Nairobi has another major export which prompted me to write this; its children. Did you hear the minister of education say that about a third of KCPE graduates can't get space in city secondary schools?

They have to be exported to other counties. Yet few city students ever dream of going to the rural areas, even visiting it is hard for them.

 Moi Avenue Primary School KPSEA candidates queue as they wait for the examinations in Nairobi on November 28, 2022. [Boniface Okendo, Standard]

Rural children love the city and learn its hard way later; all that glitters is not gold. I came to the city as a schoolboy and went through the learning curve.

Nairobi's key export starts early with lots of Nairobi children exported to primary schools in the rural areas, and boarding schools. Parents consider Nairobi too disruptive for a good education.

After Form Four or six depending on the schooling system, more children are exported abroad to study in universities.

The city can't offer the most basic need to its children, education. It comes out as a heatless city.
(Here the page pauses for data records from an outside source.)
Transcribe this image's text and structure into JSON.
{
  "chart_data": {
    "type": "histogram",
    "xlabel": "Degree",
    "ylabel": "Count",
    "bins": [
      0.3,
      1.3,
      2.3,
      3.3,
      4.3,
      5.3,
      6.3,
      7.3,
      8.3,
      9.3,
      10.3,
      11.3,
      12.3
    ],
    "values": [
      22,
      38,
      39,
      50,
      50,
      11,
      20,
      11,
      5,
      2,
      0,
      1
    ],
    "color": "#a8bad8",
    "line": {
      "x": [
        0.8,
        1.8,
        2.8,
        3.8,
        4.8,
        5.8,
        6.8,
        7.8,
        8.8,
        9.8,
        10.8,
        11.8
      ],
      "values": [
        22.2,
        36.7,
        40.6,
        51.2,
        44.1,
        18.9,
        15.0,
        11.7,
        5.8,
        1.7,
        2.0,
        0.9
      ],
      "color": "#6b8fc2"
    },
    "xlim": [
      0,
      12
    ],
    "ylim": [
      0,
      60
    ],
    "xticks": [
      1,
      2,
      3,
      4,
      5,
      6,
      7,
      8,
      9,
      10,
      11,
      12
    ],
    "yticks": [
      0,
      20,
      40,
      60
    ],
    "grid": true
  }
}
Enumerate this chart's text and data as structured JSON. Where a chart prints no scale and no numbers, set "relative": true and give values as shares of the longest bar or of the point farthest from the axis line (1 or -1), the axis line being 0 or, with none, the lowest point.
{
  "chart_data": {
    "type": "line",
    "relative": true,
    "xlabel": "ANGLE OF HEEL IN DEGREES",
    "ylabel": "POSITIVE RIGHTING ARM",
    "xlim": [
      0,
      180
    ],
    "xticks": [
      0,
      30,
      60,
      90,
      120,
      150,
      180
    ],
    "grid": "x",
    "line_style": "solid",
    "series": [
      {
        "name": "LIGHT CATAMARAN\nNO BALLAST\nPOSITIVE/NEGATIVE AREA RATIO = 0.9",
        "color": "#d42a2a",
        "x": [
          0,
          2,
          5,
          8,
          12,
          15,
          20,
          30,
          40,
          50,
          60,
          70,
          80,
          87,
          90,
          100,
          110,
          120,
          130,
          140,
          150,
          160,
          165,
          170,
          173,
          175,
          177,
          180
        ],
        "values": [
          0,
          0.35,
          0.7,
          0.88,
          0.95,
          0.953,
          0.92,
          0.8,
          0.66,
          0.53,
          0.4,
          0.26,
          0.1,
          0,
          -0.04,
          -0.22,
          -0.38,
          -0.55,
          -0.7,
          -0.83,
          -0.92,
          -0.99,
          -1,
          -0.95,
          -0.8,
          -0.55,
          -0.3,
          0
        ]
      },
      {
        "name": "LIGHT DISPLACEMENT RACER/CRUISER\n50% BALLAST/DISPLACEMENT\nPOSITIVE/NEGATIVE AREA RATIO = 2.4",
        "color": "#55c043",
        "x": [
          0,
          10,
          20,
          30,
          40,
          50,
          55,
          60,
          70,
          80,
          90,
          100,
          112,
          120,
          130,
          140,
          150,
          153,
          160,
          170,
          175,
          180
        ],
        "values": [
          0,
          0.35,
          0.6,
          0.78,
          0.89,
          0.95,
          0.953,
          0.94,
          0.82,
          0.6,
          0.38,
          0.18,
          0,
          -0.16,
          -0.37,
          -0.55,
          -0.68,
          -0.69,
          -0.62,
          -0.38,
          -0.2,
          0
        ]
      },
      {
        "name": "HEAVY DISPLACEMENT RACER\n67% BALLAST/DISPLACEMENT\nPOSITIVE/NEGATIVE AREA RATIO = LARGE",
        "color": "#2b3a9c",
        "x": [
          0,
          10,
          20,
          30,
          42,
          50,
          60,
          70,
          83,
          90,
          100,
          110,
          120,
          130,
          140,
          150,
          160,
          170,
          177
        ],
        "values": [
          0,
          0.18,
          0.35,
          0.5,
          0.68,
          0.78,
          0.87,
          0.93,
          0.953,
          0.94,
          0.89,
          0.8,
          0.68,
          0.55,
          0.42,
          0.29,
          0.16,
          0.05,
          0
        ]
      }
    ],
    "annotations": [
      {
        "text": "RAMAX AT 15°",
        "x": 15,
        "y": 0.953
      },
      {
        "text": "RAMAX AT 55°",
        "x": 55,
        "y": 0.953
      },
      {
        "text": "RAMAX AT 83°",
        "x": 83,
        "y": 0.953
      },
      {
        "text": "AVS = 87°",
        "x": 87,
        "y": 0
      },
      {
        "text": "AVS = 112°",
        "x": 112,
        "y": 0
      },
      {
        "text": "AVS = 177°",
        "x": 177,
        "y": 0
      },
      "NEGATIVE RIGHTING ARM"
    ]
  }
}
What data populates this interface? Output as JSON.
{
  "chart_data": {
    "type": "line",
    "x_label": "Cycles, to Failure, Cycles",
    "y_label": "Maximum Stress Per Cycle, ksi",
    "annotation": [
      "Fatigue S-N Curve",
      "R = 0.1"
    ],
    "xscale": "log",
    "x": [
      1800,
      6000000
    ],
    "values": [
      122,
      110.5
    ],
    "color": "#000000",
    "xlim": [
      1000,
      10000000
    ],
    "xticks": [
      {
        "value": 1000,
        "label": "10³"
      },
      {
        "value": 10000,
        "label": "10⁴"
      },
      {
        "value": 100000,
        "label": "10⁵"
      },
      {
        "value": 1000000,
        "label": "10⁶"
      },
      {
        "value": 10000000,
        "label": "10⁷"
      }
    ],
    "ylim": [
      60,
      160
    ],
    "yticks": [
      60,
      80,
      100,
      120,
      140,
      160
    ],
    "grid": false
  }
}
We have seen rising skyscrapers and double-decker roads. But when did the city last build a primary school or secondary school? And without hiving a secondary school from a primary school?

Why do we buy land for highways, roads, and other facilities but not for schools? When are we getting megaprojects like the expressway for Nairobi but for schools?

Clearly, Nairobi is doing a lot of disservice to its children. The skyscrapers and high-rise apartments should be in tandem with other facilities like schools, parks, hospitals and playgrounds.

What leaves my head spinning is that despite Nairobi's failure to take care of her most vulnerable members, the children and devolution entrenched in our constitution, the flow to Nairobi has never slowed. Does the city use imported juju?